И еще геологоразведка. Полевые поисковые группы вели разведку в глубине территории: били шурфы, изучали россыпи, собирали образцы породы. В местах предполагаемых месторождений полиметаллов разведку вели буровыми «крельюсами». Встречались золотые самородки, серебро, свинец, цинк, медь, флюорит, олово. Часто обнаруживались россыпи благородных камней: рубинов, изумрудов, яхонтов, аметистов, горного хрусталя. Независимо от статьи и срока, всем идут «зачеты» (день за два), а на особо трудных участках – три дня за день. Начальник лагеря Дицкалн Александр Федорович имел право досрочно освобождать и сокращать срок особо отличившимся, за исключением 58-й статьи.
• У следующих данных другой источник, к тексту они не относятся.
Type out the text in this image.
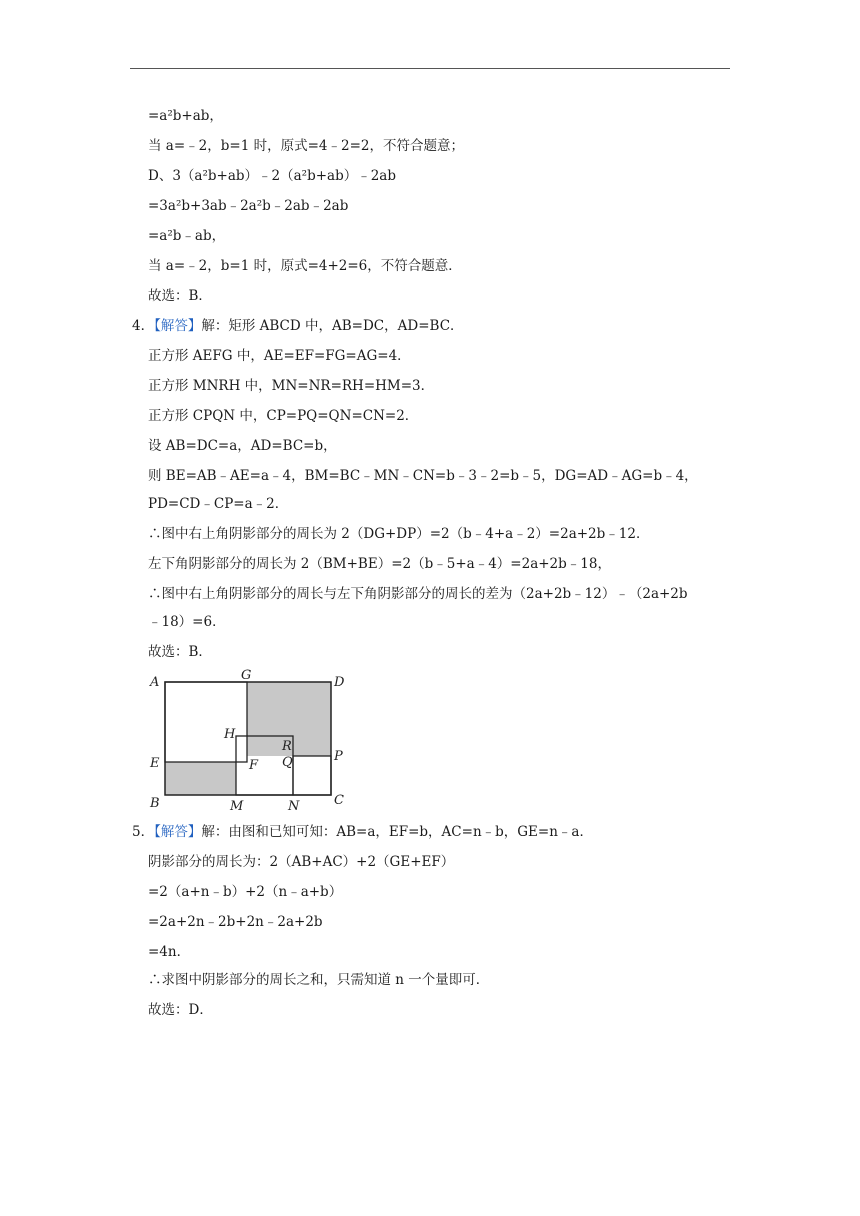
=a²b+ab，
当 a=﹣2，b=1 时，原式=4﹣2=2，不符合题意；
D、3（a²b+ab）﹣2（a²b+ab）﹣2ab
=3a²b+3ab﹣2a²b﹣2ab﹣2ab
=a²b﹣ab，
当 a=﹣2，b=1 时，原式=4+2=6，不符合题意．
故选：B．
4．【解答】解：矩形 ABCD 中，AB=DC，AD=BC．
正方形 AEFG 中，AE=EF=FG=AG=4．
正方形 MNRH 中，MN=NR=RH=HM=3．
正方形 CPQN 中，CP=PQ=QN=CN=2．
设 AB=DC=a，AD=BC=b，
则 BE=AB﹣AE=a﹣4，BM=BC﹣MN﹣CN=b﹣3﹣2=b﹣5，DG=AD﹣AG=b﹣4，
PD=CD﹣CP=a﹣2．
∴图中右上角阴影部分的周长为 2（DG+DP）=2（b﹣4+a﹣2）=2a+2b﹣12．
左下角阴影部分的周长为 2（BM+BE）=2（b﹣5+a﹣4）=2a+2b﹣18，
∴图中右上角阴影部分的周长与左下角阴影部分的周长的差为（2a+2b﹣12）﹣（2a+2b
﹣18）=6．
故选：B．
A	G	D
H
R
P
E	F Q
B	M	N	C
5．【解答】解：由图和已知可知：AB=a，EF=b，AC=n﹣b，GE=n﹣a．
阴影部分的周长为：2（AB+AC）+2（GE+EF）
=2（a+n﹣b）+2（n﹣a+b）
=2a+2n﹣2b+2n﹣2a+2b
=4n．
∴求图中阴影部分的周长之和，只需知道 n 一个量即可．
故选：D．
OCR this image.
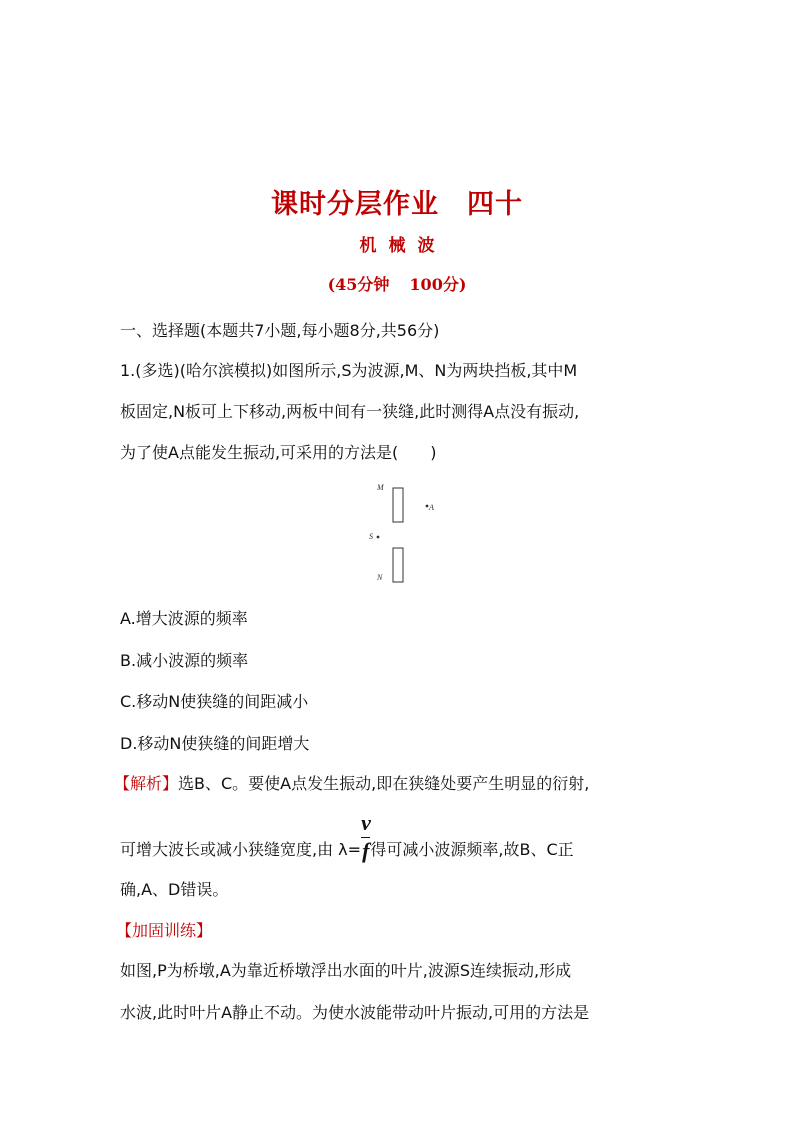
课时分层作业 四十
机 械 波
(45分钟 100分)
一、选择题(本题共7小题,每小题8分,共56分)
1.(多选)(哈尔滨模拟)如图所示,S为波源,M、N为两块挡板,其中M
板固定,N板可上下移动,两板中间有一狭缝,此时测得A点没有振动,
为了使A点能发生振动,可采用的方法是(　　)
M
A
S
N
A.增大波源的频率
B.减小波源的频率
C.移动N使狭缝的间距减小
D.移动N使狭缝的间距增大
【解析】选B、C。要使A点发生振动,即在狭缝处要产生明显的衍射,
可增大波长或减小狭缝宽度,由 $\lambda= \frac{v}{f}$得可减小波源频率,故B、C正
确,A、D错误。
【加固训练】
如图,P为桥墩,A为靠近桥墩浮出水面的叶片,波源S连续振动,形成
水波,此时叶片A静止不动。为使水波能带动叶片振动,可用的方法是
О начальнике стоит сказать несколько слов. Начальник лагеря был внешне незаметен, появлялся в лагере редко, был одет в бушлат или полушубок, никогда ни к кому не обращался (иногда приходил в клуб на спектакли), жил на отшибе в доме, окруженном оградой из колючей проволоки, рядом с радиостанцией и бараком охраны. Но однажды мы увидели нашего начальника другим: он встречал начальство с материка и стоял на пристани в военном мундире (четыре ромба в петлицах!) – член Военно-революционного совета!
Однажды после очередного выступления «Живгазеты» за мной пришел охранник.
– Куда? Зачем?
– Начальник вызывает.
Ну, думаю, в карцер посадят (накануне, когда оформляли зал к 8 Марта, я нечаянно сел на портрет Крупской, а когда кто-то сделал мне замечание, что-то дерзко ответил). Решил, что донесли.
Привели меня к начальнику. Он один.
– Садитесь. Чаю хотите? Маша! Дайте нам чаю.
Маша (что-то вроде домработницы) принесла ужин. Пробыл там часа два.
Александр Федорович оказался человеком образованным. Разговаривали мы о театре, о литературе, о музыке. (Настороженность моя не исчезла.) Он читал стихи Блока, подарил мне книжку, велел не «распространяться» о визите.
Еще два раза я был в гостях у начальника. Не знаю, приходил ли кто-нибудь и когда-нибудь еще. Семьи у него не было, видимо, он был страшно одинок. Я хранил тайну. Однажды мы даже играли на бильярде, и он исполнил на фортепиано Шопена.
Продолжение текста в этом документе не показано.